Beachgoer and gull noticer George Ingalls sent in a video and a question about a curious encounter he had with a gull in Maine. The herring gull had approached him and some friends, obviously hoping for some food. George reported that the bird was making a very cat-like meowing sound. This did not surprise me, since gulls make a call called a “mew” and another called a “yeow” and it all can be a bit cat-like. The mew call is given with the head lowered and the neck arched. It’s communicative purpose can vary a lot–sometimes it’s to call the kids back if they’ve wandered to far, sometimes it’s to call a mate in to help with nest defense–basically, the mew varies with context. I figured the gull George saw and heard was doing a mew, but when I watched the video, what I heard was waaaay more feline than the standard gull sound.
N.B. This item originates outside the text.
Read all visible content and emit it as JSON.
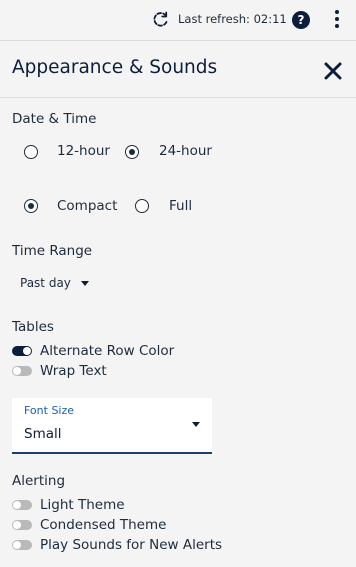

The remarkably feline vocal stylings of a herring gull. (video by George Ingalls)

George had speculated that maybe the bird had damaged vocal cords or something like that. Birds don’t have vocal chords like we do, and their soundmaking equivalent of our “voice box,” the syrinx, is not high up in the throat like ours, but down in their chests, at the point where the trachea ends and splits into two bronchial tubes. Nonetheless, gulls do definitely suffer oral and throat trauma routinely, getting fishing hooks and such embedded in those tissues. It’s possible that this bird did have some sort of similar trauma that altered its voice.

We do encounter some variability in vocal performances among the gulls of Appledore. In our database there are notes like, “husky voice–very sexy” for some individuals. As with George’s gull, we never really know what accounts for these individual differences, but they are always cool to hear, and we’re grateful to George for capturing this one on video so we can all hear this bird produce less a mew than a meow.